The Philosophy (Bear With Me)
Think of it this way. You can build a model that predicts temperature using a weather forecast as an input. It will be highly accurate. It will also be completely useless as a scientific instrument, because all it’s doing is repeating someone else’s forecast back at you.
Or you can build a model that predicts temperature using atmospheric pressure, humidity, historical patterns, and satellite imagery — no forecast allowed. It might be less accurate in the short run. But it’s actually doing something. It’s making independent claims about the world based on underlying signals, not just echoing consensus.
This model is the second kind. It looks at how teams have been moving the ball, how their players have been performing, who’s travelling interstate, who’s got an inexperienced lineup. It doesn’t know what Tab.com.au thinks about any of it.
That means when it disagrees with the market, it’s a genuine disagreement — not noise.
The Advantage: Finding the Market’s Blind Spots
Because this model forms its opinions independently, it occasionally sees things the market doesn’t weight heavily enough.
Travel is a good example. The market prices in some interstate disadvantage, but it’s a blunt adjustment. This model calculates actual travel distances and applies a penalty based on historical evidence. Sometimes that surfaces something the odds haven’t fully captured.
Player experience is another. When a team’s lineup is unusually young — a lot of players under 50 games — the model applies an inexperience penalty based on rolling individual game counts. Markets probably notice the obvious cases (a team suddenly fielding four rookies), but the subtler version of this effect tends to get washed out in the noise.
The model’s opinion is formed entirely from what happened on the field, over the last handful of weeks. If the market is pricing something else — reputation, interstate crowd size, the narrative around a particular coach — then the model is ignoring all of that. Which is either a bug or a feature depending on what the market has gotten wrong lately.
The Honest Part
This approach comes with real costs, and it would be silly to pretend otherwise.

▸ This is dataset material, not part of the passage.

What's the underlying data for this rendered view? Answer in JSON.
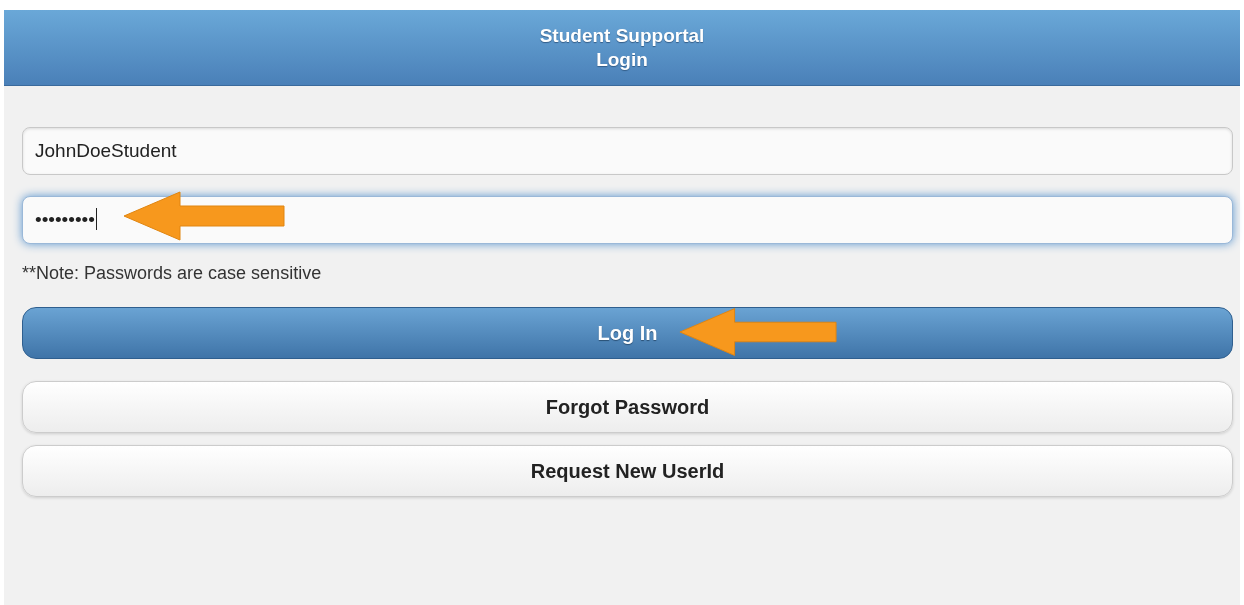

Late team changes — particularly the Thursday night selections that get announced after the TAB has already adjusted — mean the model is sometimes working with outdated lineup information. The market has already moved. This model is still thinking about last week’s 22. Run make lineups and make predict after selection Thursday and that narrows the gap, but it doesn’t close it entirely.
There’s also a deeper issue: some things that predict football outcomes aren’t cleanly measurable in statistics. Team morale. Player confidence. A coach who’s about to get sacked. The market absorbs some of that. This model, emphatically, does not.
So when the model and the market disagree, there are two possibilities: either the model has found something the market missed, or the market knows something the model doesn’t. Both happen. The trick is figuring out which.
The Bottom Line
Most tipping models are glorified odds converters. This one is trying to do something different — build an independent view of what the football says, without peeking at the consensus.
That makes it less accurate in absolute terms than a model that just launders market opinion. It also makes it more interesting. When it’s right despite disagreeing with the market, that’s a genuine signal. When it’s wrong, at least you know it failed on its own terms, not because it was following someone else’s homework.
Flying blind has costs. But it also keeps the lights on.